Ahead of her, his right arm flies upwards.
The bag. Tove hit the bag.
He lets go of it, dumping it in the grass.
Tove stumbles as she chases him, hitting the ground and breaking her fall with the palms of her hands. The weapon falls from her grasp.
She gets up again. The shot is still ringing in her ears, still lingering in her arms. She runs past the bag. The bullet has torn a little round mouth in the leather, and Tove avoids thinking about what might have happened up in the flat, whether Leo has been shot, and, in that case, whether he’s still alive.

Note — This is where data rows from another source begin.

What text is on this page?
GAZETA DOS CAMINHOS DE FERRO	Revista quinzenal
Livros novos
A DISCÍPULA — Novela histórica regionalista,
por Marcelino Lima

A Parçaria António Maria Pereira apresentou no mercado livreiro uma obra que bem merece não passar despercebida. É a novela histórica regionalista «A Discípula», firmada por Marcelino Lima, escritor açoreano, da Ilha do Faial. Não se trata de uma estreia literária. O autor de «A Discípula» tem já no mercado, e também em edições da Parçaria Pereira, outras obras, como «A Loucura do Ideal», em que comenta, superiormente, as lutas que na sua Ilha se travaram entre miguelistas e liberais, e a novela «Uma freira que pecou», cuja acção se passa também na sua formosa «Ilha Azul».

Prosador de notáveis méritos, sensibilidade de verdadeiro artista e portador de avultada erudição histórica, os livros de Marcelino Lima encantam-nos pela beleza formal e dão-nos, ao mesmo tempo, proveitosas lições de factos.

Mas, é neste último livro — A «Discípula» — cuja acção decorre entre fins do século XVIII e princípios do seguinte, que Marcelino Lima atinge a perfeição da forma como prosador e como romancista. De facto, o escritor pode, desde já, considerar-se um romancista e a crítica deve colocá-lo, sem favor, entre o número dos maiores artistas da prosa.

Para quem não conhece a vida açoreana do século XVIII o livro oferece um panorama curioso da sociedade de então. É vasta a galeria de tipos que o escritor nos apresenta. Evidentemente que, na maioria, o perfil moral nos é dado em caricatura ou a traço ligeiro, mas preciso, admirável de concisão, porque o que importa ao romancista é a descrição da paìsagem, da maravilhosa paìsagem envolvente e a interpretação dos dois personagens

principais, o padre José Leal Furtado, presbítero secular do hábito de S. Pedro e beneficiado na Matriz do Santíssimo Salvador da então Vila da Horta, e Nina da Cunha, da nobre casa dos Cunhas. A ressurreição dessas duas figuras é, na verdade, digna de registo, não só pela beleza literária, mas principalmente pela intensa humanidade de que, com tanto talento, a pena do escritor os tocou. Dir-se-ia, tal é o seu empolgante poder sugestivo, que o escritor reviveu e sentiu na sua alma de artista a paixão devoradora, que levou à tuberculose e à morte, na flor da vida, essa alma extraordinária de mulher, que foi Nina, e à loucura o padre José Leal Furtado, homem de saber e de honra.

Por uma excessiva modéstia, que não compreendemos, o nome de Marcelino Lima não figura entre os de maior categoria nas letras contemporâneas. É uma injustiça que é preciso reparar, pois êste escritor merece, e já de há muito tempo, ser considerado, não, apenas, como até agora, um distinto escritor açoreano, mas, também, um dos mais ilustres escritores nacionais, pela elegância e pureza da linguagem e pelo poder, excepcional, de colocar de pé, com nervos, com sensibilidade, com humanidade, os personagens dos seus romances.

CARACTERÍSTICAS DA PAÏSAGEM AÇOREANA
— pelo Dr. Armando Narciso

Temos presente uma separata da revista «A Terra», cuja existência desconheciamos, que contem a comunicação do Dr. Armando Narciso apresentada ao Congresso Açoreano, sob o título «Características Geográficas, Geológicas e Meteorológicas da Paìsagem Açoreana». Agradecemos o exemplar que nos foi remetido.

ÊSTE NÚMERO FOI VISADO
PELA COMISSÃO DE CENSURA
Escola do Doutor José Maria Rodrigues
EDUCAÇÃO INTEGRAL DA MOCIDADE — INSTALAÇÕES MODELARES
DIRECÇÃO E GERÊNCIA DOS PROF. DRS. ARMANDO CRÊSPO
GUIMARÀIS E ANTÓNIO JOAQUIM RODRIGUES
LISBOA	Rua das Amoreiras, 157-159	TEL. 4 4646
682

He has cleared the fence around the playground, and disappears between the swings and the small wooden playhouses, which are low and colourful.
A flash in front of her, and a bang rips through the park. She reacts without thinking, ducks down, and is about to take shelter behind one of the playhouses, but it’s too late.
She’d been expecting this, a punishment — her reward for having left Bruket.
What she hadn’t expected was that touch would be faster than hearing. In the tiny ember of time that passes before the sound of the second shot, Tove feels the upper part of her left arm explode.
Blood. There’s blood in my mouth.
She spits. Must’ve bitten herself somewhere, her lip or her tongue. She doesn’t know and can’t feel anything, either.